You have been unpredictable and you always keep me on my toes.
At times, I even dream of trading you in for a newer, shinier model.
I can develop “life envy” when comparing mine to others around me.
Sometimes I want to scream, “What the heck is the meaning of all this?”
“What is the purpose of living a Life such as the one I’ve been given?!”
But, in the end, I always come back to the same answer…
THIS is My Life and I wouldn’t trade it.
I wouldn’t want it taken away from me.
I wouldn’t want to be robbed of the chance to live it.
And, then, Life, you’ll throw me another curve ball.
Like the one that was lobbed at me yesterday…
“Time for another emergency surgery,” Life reminds me with the insistent alarm that keeps going off in my side. This time, the snooze button does nothing to delay this scheduled appointment with My Life.
And I am reminded, “Tam, just because this is the hand Life has dealt you, doesn’t mean you have to play it alone!”
So I reach out to others.
Some surround me instantly with Love and Support.

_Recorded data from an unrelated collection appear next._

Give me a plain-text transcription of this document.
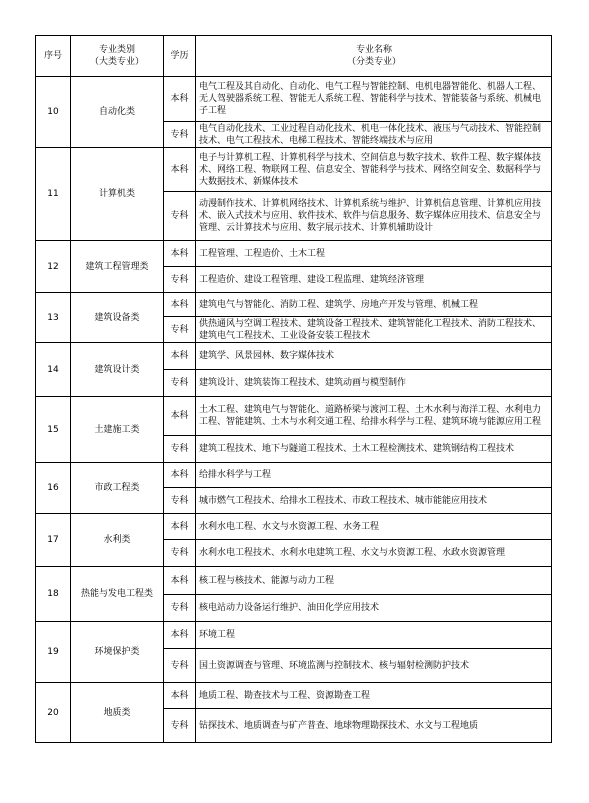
序号	专业类别
（大类专业）	学历	专业名称
（分类专业）

10	自动化类	本科	电气工程及其自动化、自动化、电气工程与智能控制、电机电器智能化、机器人工程、无人驾驶器系统工程、智能无人系统工程、智能科学与技术、智能装备与系统、机械电子工程
		专科	电气自动化技术、工业过程自动化技术、机电一体化技术、液压与气动技术、智能控制技术、电气工程技术、电梯工程技术、智能终端技术与应用
11	计算机类	本科	电子与计算机工程、计算机科学与技术、空间信息与数字技术、软件工程、数字媒体技术、网络工程、物联网工程、信息安全、智能科学与技术、网络空间安全、数据科学与大数据技术、新媒体技术
		专科	动漫制作技术、计算机网络技术、计算机系统与维护、计算机信息管理、计算机应用技术、嵌入式技术与应用、软件技术、软件与信息服务、数字媒体应用技术、信息安全与管理、云计算技术与应用、数字展示技术、计算机辅助设计
12	建筑工程管理类	本科	工程管理、工程造价、土木工程
		专科	工程造价、建设工程管理、建设工程监理、建筑经济管理
13	建筑设备类	本科	建筑电气与智能化、消防工程、建筑学、房地产开发与管理、机械工程
		专科	供热通风与空调工程技术、建筑设备工程技术、建筑智能化工程技术、消防工程技术、建筑电气工程技术、工业设备安装工程技术
14	建筑设计类	本科	建筑学、风景园林、数字媒体技术
		专科	建筑设计、建筑装饰工程技术、建筑动画与模型制作
15	土建施工类	本科	土木工程、建筑电气与智能化、道路桥梁与渡河工程、土木水利与海洋工程、水利电力工程、智能建筑、土木与水利交通工程、给排水科学与工程、建筑环境与能源应用工程
		专科	建筑工程技术、地下与隧道工程技术、土木工程检测技术、建筑钢结构工程技术
16	市政工程类	本科	给排水科学与工程
		专科	城市燃气工程技术、给排水工程技术、市政工程技术、城市能能应用技术
17	水利类	本科	水利水电工程、水文与水资源工程、水务工程
		专科	水利水电工程技术、水利水电建筑工程、水文与水资源工程、水政水资源管理
18	热能与发电工程类	本科	核工程与核技术、能源与动力工程
		专科	核电站动力设备运行维护、油田化学应用技术
19	环境保护类	本科	环境工程
		专科	国土资源调查与管理、环境监测与控制技术、核与辐射检测防护技术
20	地质类	本科	地质工程、勘查技术与工程、资源勘查工程
		专科	钻探技术、地质调查与矿产普查、地球物理勘探技术、水文与工程地质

Some even put their own Lives’ on hold for a bit, to help me navigate mine.
But I also discover that many, the ones I most need and crave right now, are so used to Tam’s Life, that this is just another regular ol’ occurrence for her.

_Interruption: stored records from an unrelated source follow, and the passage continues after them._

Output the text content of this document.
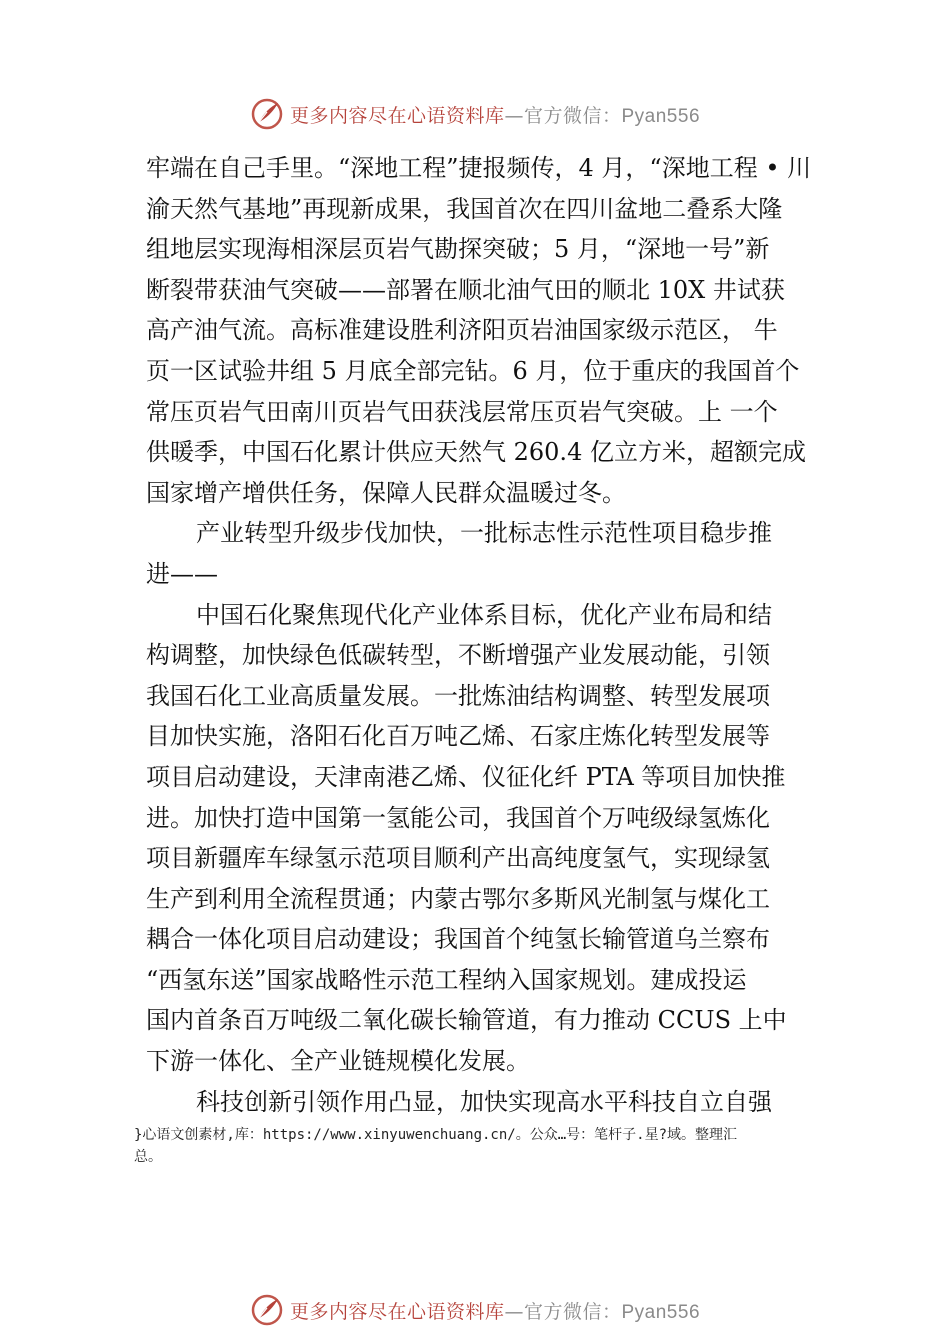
更多内容尽在心语资料库—官方微信：Pyan556
牢端在自己手里。“深地工程”捷报频传，4 月，“深地工程 • 川
渝天然气基地”再现新成果，我国首次在四川盆地二叠系大隆
组地层实现海相深层页岩气勘探突破；5 月，“深地一号”新
断裂带获油气突破——部署在顺北油气田的顺北 10X 井试获
高产油气流。高标准建设胜利济阳页岩油国家级示范区， 牛
页一区试验井组 5 月底全部完钻。6 月，位于重庆的我国首个
常压页岩气田南川页岩气田获浅层常压页岩气突破。上 一个
供暖季，中国石化累计供应天然气 260.4 亿立方米，超额完成
国家增产增供任务，保障人民群众温暖过冬。
产业转型升级步伐加快，一批标志性示范性项目稳步推
进——
中国石化聚焦现代化产业体系目标，优化产业布局和结
构调整，加快绿色低碳转型，不断增强产业发展动能，引领
我国石化工业高质量发展。一批炼油结构调整、转型发展项
目加快实施，洛阳石化百万吨乙烯、石家庄炼化转型发展等
项目启动建设，天津南港乙烯、仪征化纤 PTA 等项目加快推
进。加快打造中国第一氢能公司，我国首个万吨级绿氢炼化
项目新疆库车绿氢示范项目顺利产出高纯度氢气，实现绿氢
生产到利用全流程贯通；内蒙古鄂尔多斯风光制氢与煤化工
耦合一体化项目启动建设；我国首个纯氢长输管道乌兰察布
“西氢东送”国家战略性示范工程纳入国家规划。建成投运
国内首条百万吨级二氧化碳长输管道，有力推动 CCUS 上中
下游一体化、全产业链规模化发展。
科技创新引领作用凸显，加快实现高水平科技自立自强
}心语文创素材,库：https://www.xinyuwenchuang.cn/。公众…号：笔杆子.星?域。整理汇
总。
更多内容尽在心语资料库—官方微信：Pyan556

No need to worry. Don’t be alarmed. We’ll just go on with our Lives and pretend that everything is just fine.
And they’re right, I am used to a different quality of Life than most.I have had to catch these fast balls many previous times.
And in the end, I’ve always come back swinging, “Watcha got next for me Life? Huh? Huh?!”
But, what if this is The End, Life?
What if I’ve already played out my 9 Lives?
Just because I’ve gone through this before, doesn’t mean I, too, don’t battle the arch-nemeses of Life; Fear, Anger, Hurt, Insecurity, and Loneliness.
If anyone else in my circle of family and friends was facing a similar uncertain future, we would all drop everything to be by their sides, to Fight for their Lives.
Yesterday, when I was signing my release for surgery, the surgeon was going over the four long lines of possible (and many, probable) risk factors involved with this procedure. The last two were: “Heart Attack” and “Death.” And you know what he said, Life? “Well, you’ve already had both of those, so you know the risks involved with these complications.” Chuckle. Chuckle.
BOTH of those? Meaning “death,” too.
And, you know what, he’s right.
Because I have not only met my Life, I have also met my Death. Twice.
So, is this supposed to make me feel less scared?
Because it doesn’t.
Yet, when I inform my closest loved ones of this impending, very serious and complicated surgery, happening in just 2 days’ time, they respond, “Okay.”
Okay? Isn’t that what you say when you let someone know you have to reschedule lunch because you’re having a tooth filled?
But, that just highlights how insanely crazy You are, Life. So insane, that insanity begins to appear as normalcy.
And, yet, I still wouldn’t trade you in.
I want to keep living you, Life.
I still have uncharted parts of myself and the world that I want to explore.
I still have so much love, light and energy to give to others.
And I still have a great big capacity to receive that love back.
As I write you this letter, I sit outside in the waxing and waning sun. Watching as it plays hide-n-seek with the clouds. I listen to the one of a kind bird song symphony, never to be repeated at any other time nor in any other place. A unique crescendo of my backyard birds, a concert for one.
I listen to the traffic coming and going on the expressway behind my house. And I dream of where they are headed. I dream of where I next want to go.
I can feel the soothing, loving presence of my husband as he gets ready inside. The one person who has born witness to the all of you, My Life. And never takes for granted the extreme pressure I am under…
I am constantly pushing you up hill. But, I am up for the battle.
I do not planning on meeting your shadow self, Death, again for a long time to come.
But, I also know it is not solely up to me.
So I’ll make a deal with you, Life…
Don’t give up on me and I won’t give up on you.